While high-tension zones aren’t ideal for adding correction devices, you can use persuaders if tracking is creating an urgent risk to the structure or belt. They act as a stabiliser to keep things aligned until a permanent fix (like realignment or structural repair) can be scheduled.
What to check:
◆ Component alignment in high-tension zones
◆ Structural rigidity near head and take-up pulleys
◆ Belt edge wear or fraying concentrated in these areas
The quality and geometry of a belt splice matters more than many maintenance teams realise. If the splice creates a slight offset, change in thickness, or local stiffness variation, it can alter how the belt tracks.
“Splices can introduce tracking issues if they aren’t done well,” Elvin notes. Even small inconsistencies can cause the belt to ‘hunt’ as it moves, shifting side to side to find a new equilibrium. Over time, this movement causes uneven wear on the belt and surrounding structure.

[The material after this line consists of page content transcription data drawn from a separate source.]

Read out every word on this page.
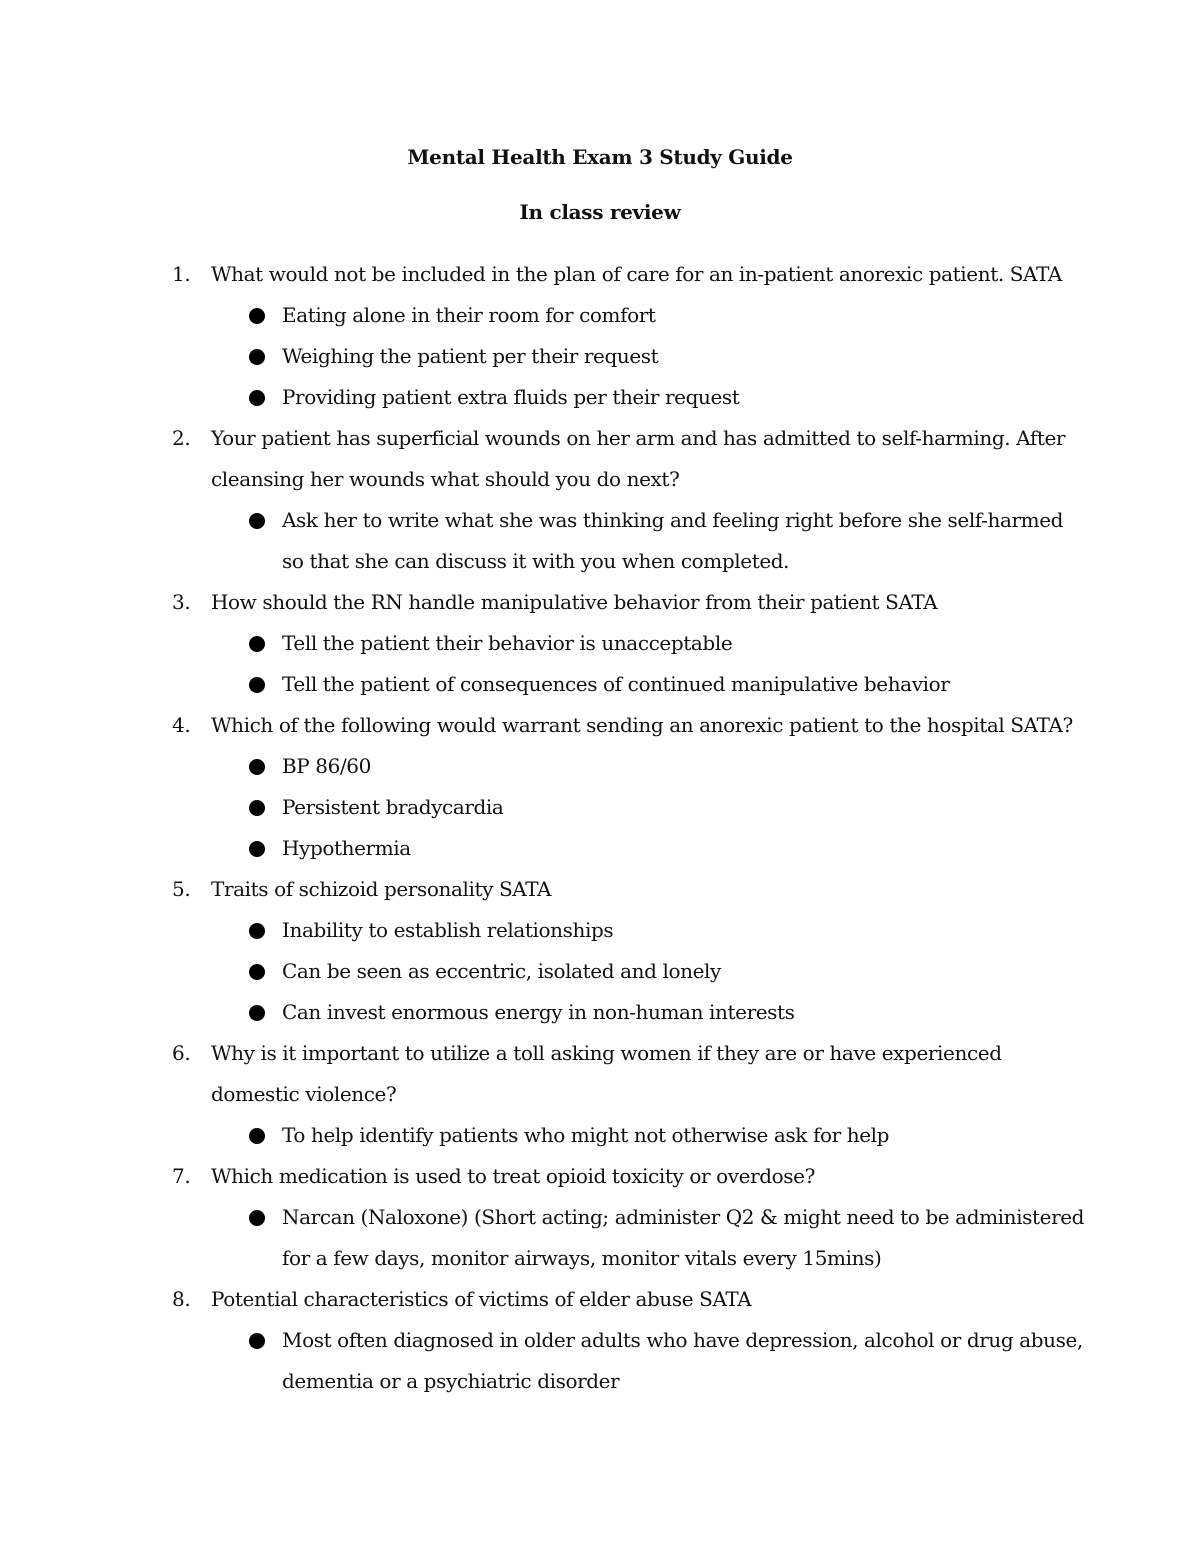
Mental Health Exam 3 Study Guide
In class review
1. What would not be included in the plan of care for an in-patient anorexic patient. SATA
Eating alone in their room for comfort
Weighing the patient per their request
Providing patient extra fluids per their request
2. Your patient has superficial wounds on her arm and has admitted to self-harming. After
cleansing her wounds what should you do next?
Ask her to write what she was thinking and feeling right before she self-harmed
so that she can discuss it with you when completed.
3. How should the RN handle manipulative behavior from their patient SATA
Tell the patient their behavior is unacceptable
Tell the patient of consequences of continued manipulative behavior
4. Which of the following would warrant sending an anorexic patient to the hospital SATA?
BP 86/60
Persistent bradycardia
Hypothermia
5. Traits of schizoid personality SATA
Inability to establish relationships
Can be seen as eccentric, isolated and lonely
Can invest enormous energy in non-human interests
6. Why is it important to utilize a toll asking women if they are or have experienced
domestic violence?
To help identify patients who might not otherwise ask for help
7. Which medication is used to treat opioid toxicity or overdose?
Narcan (Naloxone) (Short acting; administer Q2 & might need to be administered
for a few days, monitor airways, monitor vitals every 15mins)
8. Potential characteristics of victims of elder abuse SATA
Most often diagnosed in older adults who have depression, alcohol or drug abuse,
dementia or a psychiatric disorder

This is another problem that’s hard to spot because splice-related tracking issues usually develop gradually. A splice that seems fine at first can begin causing problems weeks or months later as the belt settles into new wear patterns.
What to check:
◆ Splice geometry and alignment post-installation
◆ Skirt and roller wear near the splice area
◆ Belt tension uniformity before and after the splice
Trainer frames and tracking aids are valuable tools, but they’re often overused as quick fixes. Without understanding the root cause, this approach often masks the real issue and you end up stuck in reactive quick-fix mode.
Elvin has seen the extreme end of this approach: “On some mines we’ve seen up to 10 trainer frames in a row. It’s a band-aid, not a long-term solution.” Trainer frames are most effective on the return side, where the belt is unloaded and easier to steer. Carry-side frames are less effective because the loaded belt has too much inertia. It’s also a mistake to install frames too close to pulleys or in high-tension areas: this can do more harm than good.
Each time you add a trainer frame without addressing the underlying problem is a missed opportunity to solve the real issue. The belt might track better temporarily, but the root cause remains and will keep creating downtime and urgent repair jobs.
What to check:
◆ Whether trainer frames are installed in optimal (low-tension) locations
◆ Adequate distance from pulleys to allow proper correction
◆ Whether tracking issues are recurring despite multiple trainer installations
Quick fixes like trainer frames or persuaders can keep the belt running, but they won’t solve underlying problems. Identifying the real cause takes time and often a whole-team approach.
As Elvin puts it, “We’ve seen six-year belts that had to be replaced after only two. That’s millions lost.” For site superintendents and maintenance managers, the key is knowing when to treat the symptom and when to dig deeper.
The choice between quick fixes and root cause analysis isn’t always clear-cut. Often you have to use a band-aid to keep production running then plan a proper fix later. But understanding the difference between addressing symptoms and solving problems can mean the difference between a belt that lasts its designed life and one that fails prematurely, taking productivity and profits with it.